- Born: 21 January 1841 Winchester, England, United Kingdom
- Died: 4 November 1885 (aged 44)
- Citizenship: Great Britain
- Education: Queenwood College (Hampshire); University of London
- Scientific career
- Fields: chemistry, mineralogy

= Walter Flight =

Walter Flight (21 January 1841 – 4 November 1885), was an English mineralogist who studied the chemical composition of meteorites. He published academic papers on the chemical composition of meteorites in both Germany and the United Kingdom. He also worked for the British Museum, the Royal Military Academy, Woolwich, and on a committee appointed by the British Science Association, then known as the British Association.

==Early life==
Walter Flight was the son of William P. Flight of Winchester, and was born in Winchester on 21 January 1841. He was educated at Queenwood College in Hampshire, where he was taught chemistry by Professor Debus and physics from Professor Tyndall, and in after life Debus was his constant friend. After coming of age Flight proceeded to Germany and spent the winter session of 1863-1864 studying chemistry under Professor Heintz at the University of Halle. He passed the next two years at Heidelberg, and acquired a thorough knowledge of chemistry. His studies in Germany were completed at Berlin, where he acted for some time as secretary and chemical assistant to Professor Hofmann.

==Career==
In 1867 Flight returned to England, and took the degree of doctor of science at the University of London. In 1868 he was appointed assistant examiner there in chemistry under Professor Debus. On 5 September 1867 he became an assistant in the mineralogical department of the British Museum under Professor Nevil Story-Maskelyne. In the laboratory, which was now specially fitted up, he commenced a series of researches upon the mineral constituents of meteorites and their occluded gases, which rapidly brought him into notice.

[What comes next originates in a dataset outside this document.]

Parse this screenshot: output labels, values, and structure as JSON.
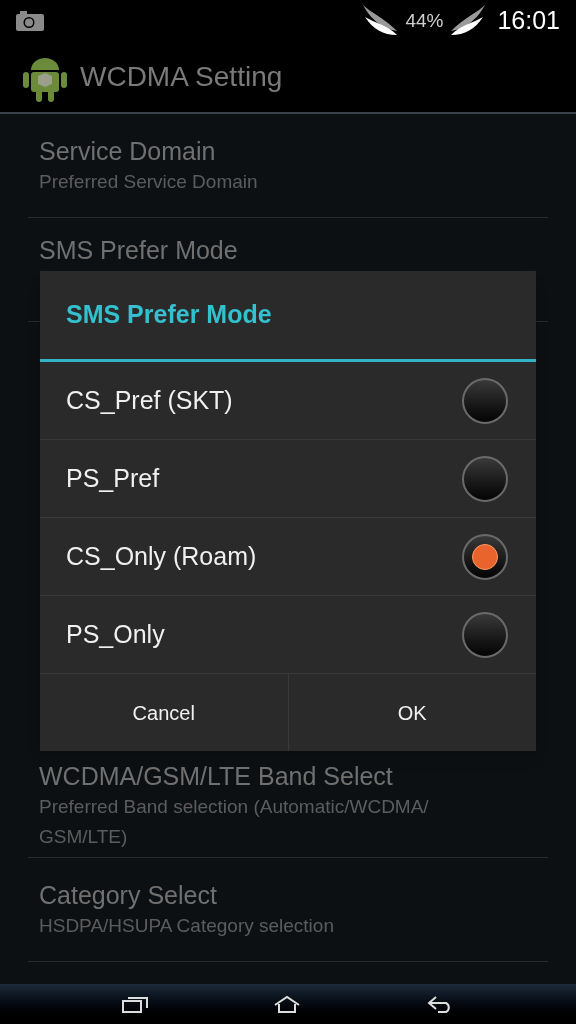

He was appointed examiner in chemistry and physics at the Royal Military Academy, Woolwich, in 1868, and in 1876 examiner to the Royal Military Academy, Cheltenham. He also acted for several years as a member of the committee on luminous meteors appointed by the British Association.

==Publications==
Flight wrote twenty-one papers on scientific subjects, of which the first three, all on chemical subjects, appeared in German periodicals in 1864-5-70. The later papers were chiefly upon meteorites, dealing in detail with the recorded circumstances of their fall, and with their mineralogical and chemical constituents; several, written in conjunction with Professor Story-Maskelyne, give accounts, published in the Philosophical Transactions, of the meteorites which fell at Rowton in Shropshire, at Middlesbrough, England, and at Cranbourne, Australia.

A paper, thus jointly written, on Francolite, Vivianite, and Cronstedtite from Cornwall, appeared in the Journal of the Chemical Society for 1871. The last paper Flight wrote was on the meteorite of Alfianello in Italy. Between 1875 and 1883 Flight contributed a series of twenty-three papers to the Geological Magazine, entitled A Chapter in the History of Meteorites (published in book form in 1887).

==Later life==
Flight was elected a fellow of the Royal Society on 7 June 1883.

In 1884 he was taken so seriously ill that he was compelled to resign his post in the British Museum, and died on 4 November 1885, leaving a widow and three young children. He had married Kate, the daughter of Dr Fell of Ambleside.